But one of these days, I’m going to have to stop calling out my ex’s name when I touch myself.
It’s pathetic.
I haven’t had meaningful sex in three years. Of course I miss the way Riley’s hands felt on me.
Since then, the only real times I've gotten off with another person have been when I'm treated like a novelty.
A notch in someone’s queer experience bedpost.
It doesn’t matter, because I’m not getting laid anytime soon.
A glance at the clock on my computer shows that if I get dressed and leave now, I should be able to make it to Randy’s in time for Hannah’s break—and I could use the distraction.
With a shower out of the question, I wipe my crotch with a wet rag and throw on some extra spray deodorant to cover up the smell of sex. Hannah always seems to know when I’ve been filming, and she never fails to tease me about it.
My apartment on the south end isn’t all that far from the Diner—and it’s not like I can afford a car or insurance—so the walk is a great way to clear my head from all the over-branching thoughts and thick musk from inside.
Randy’s Diner is always bustling with people from all walks of life. If you like boring and predictable—a straight, cis person’s paradise—this is not the place for you.
Retro vibes without all of the retro narrow-minded thinking.
Colorful checkered floors, pink and blue booths, and some of the fruitiest people you’ll ever meet litter around the safe haven nestled in the south side of Boston.
That’s why it’s my favorite place to unwind after spending hours stuck in my own head.
My usual booth is unoccupied, and it takes less than five minutes for one of the servers to bring out my regular coffee order unprompted. To say the diner is like my second home would be an understatement.
Hot steam rises up and brushes against my lips, and as my eyes close to focus on the sensation, I swipe my fingers over the volume dial on my hearing aid until it’s all the way down.
I’m still aware of the bustling noise around me, but now it’s muffled and easier to tune out. I like the near quiet: the chatter of indistinguishable voices and disembodied echoes of the world happening around me.
It’s reminiscent of those ambience study videos I used to listen to in high school.
Two sharp taps on the edge of the table capture my attention, and I offer Hannah a smile as she leans on the open booth in front of me.
Her blond hair is tucked up into a bun, long sleeves rolled up to her elbows, and two paper pads sticking out of her apron pocket.
‘Quiet time?’ she asks with a few motions of her hands.
My smile dips, and I respond back with my typical smidge of hesitation—because even though Hannah has been teaching me signs over the last two years, most of mine are still pidgin English with messed up sentence structure.
‘Headache.’
Her smile is sympathetic, and she puts her hand on myshoulder with a light squeeze before signing with her other hand, ‘Did your landlord ever do anything about that black mold situation?’
Ah, no, no he did not—but Hannah doesn’t need to worry about that.

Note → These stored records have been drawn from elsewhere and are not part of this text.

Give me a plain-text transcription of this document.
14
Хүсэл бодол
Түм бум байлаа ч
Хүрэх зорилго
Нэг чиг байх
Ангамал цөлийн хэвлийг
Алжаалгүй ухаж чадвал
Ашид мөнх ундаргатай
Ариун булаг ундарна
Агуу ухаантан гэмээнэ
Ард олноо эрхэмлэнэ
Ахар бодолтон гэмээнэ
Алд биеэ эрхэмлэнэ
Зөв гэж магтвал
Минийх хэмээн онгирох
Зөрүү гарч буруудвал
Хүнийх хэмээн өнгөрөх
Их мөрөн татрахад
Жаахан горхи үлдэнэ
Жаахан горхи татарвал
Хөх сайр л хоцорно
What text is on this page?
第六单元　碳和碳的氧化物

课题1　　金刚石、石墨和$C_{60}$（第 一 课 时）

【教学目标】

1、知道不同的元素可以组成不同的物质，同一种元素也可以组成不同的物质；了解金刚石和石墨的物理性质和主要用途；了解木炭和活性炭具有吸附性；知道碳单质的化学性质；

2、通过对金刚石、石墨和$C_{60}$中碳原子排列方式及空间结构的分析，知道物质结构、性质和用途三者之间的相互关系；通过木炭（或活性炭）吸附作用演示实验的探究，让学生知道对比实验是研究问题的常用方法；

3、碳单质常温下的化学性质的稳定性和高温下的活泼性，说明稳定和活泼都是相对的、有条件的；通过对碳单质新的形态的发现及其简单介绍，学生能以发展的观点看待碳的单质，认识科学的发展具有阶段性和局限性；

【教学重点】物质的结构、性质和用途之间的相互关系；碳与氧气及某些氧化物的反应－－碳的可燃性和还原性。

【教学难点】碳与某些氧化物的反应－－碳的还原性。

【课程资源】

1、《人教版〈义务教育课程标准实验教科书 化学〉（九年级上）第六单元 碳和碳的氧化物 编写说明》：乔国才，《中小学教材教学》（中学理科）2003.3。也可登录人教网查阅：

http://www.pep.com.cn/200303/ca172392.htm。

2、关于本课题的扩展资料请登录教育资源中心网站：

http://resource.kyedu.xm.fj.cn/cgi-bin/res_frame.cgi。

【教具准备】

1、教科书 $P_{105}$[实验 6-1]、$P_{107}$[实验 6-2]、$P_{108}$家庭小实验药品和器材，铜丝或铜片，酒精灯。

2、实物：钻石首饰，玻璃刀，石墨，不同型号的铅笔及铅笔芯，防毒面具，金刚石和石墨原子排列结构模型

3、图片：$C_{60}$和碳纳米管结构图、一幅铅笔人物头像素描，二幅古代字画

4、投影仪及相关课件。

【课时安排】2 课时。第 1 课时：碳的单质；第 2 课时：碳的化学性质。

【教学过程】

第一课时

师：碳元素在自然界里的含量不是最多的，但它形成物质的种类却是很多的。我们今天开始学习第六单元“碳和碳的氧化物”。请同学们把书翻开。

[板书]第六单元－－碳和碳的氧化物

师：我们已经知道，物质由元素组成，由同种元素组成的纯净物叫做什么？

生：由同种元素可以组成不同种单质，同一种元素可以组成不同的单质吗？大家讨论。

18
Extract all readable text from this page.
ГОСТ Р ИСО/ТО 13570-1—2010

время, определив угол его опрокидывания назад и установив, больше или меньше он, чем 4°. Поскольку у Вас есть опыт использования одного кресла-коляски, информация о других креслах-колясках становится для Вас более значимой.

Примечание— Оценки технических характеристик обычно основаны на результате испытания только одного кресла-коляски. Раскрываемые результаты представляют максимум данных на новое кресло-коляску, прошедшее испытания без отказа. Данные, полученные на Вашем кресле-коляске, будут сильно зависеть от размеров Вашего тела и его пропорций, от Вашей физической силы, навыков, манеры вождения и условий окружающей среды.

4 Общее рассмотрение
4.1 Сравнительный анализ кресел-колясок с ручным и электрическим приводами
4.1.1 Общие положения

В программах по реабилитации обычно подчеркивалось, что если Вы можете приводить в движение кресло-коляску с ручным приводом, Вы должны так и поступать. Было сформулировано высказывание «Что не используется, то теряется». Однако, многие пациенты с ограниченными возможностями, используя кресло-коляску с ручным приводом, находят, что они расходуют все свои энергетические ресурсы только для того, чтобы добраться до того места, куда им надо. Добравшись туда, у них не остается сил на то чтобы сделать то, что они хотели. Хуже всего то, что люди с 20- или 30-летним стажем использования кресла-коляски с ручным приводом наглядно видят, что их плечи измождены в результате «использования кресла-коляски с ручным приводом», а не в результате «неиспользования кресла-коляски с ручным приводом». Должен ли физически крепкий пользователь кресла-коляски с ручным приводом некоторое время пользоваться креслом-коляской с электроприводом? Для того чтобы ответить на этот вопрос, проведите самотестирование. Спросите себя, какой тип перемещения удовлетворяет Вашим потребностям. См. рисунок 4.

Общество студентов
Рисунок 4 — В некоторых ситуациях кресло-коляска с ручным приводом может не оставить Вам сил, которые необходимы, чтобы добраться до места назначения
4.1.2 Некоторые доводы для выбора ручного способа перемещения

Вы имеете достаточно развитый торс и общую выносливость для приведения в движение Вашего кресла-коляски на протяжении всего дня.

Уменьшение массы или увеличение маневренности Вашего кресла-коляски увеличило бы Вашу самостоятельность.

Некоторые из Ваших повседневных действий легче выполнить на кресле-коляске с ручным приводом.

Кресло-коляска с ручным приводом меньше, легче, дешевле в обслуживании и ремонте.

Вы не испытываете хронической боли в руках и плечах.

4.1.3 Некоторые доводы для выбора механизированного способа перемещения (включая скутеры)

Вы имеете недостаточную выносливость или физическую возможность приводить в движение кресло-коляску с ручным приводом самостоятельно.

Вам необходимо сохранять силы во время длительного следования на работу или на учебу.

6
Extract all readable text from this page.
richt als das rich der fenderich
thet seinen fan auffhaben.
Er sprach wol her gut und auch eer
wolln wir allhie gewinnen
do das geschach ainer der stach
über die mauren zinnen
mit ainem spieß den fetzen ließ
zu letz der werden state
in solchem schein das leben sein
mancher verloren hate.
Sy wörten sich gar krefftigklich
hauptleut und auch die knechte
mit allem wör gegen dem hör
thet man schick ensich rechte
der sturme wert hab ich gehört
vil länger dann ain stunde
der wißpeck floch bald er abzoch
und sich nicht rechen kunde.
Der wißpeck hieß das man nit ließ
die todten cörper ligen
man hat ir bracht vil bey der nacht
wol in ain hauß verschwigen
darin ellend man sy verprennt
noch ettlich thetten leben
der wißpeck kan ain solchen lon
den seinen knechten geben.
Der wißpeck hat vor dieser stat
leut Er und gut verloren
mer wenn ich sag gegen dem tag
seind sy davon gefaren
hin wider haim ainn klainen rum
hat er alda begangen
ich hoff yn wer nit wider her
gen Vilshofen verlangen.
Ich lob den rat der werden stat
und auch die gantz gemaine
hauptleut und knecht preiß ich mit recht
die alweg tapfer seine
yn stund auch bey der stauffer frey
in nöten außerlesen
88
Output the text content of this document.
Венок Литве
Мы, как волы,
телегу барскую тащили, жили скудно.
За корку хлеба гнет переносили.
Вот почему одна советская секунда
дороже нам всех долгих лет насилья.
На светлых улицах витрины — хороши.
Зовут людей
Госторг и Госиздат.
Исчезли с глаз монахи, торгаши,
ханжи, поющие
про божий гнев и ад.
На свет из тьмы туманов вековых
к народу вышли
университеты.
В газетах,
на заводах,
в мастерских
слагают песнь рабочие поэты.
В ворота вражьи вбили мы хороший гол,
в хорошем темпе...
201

I shake my head, and she cocks hers, eyes swimming with concern. Before I can assure her that I’m just being moody and depressing as always, she plops down into the empty seat across from me and grabs my hand in hers.
‘Want me to get you an application?’
Hannah has been hinting that I should come work at the diner for months now. A stable way to save up the money to get out of my crappy apartment.
Every time I think about doing it, my head gets overwhelmed with thoughts of non-stop interaction, and the panic that’s always simmering beneath the surface starts licking at my nerves.
She reads my hesitation and brings both hands up to capture my attention.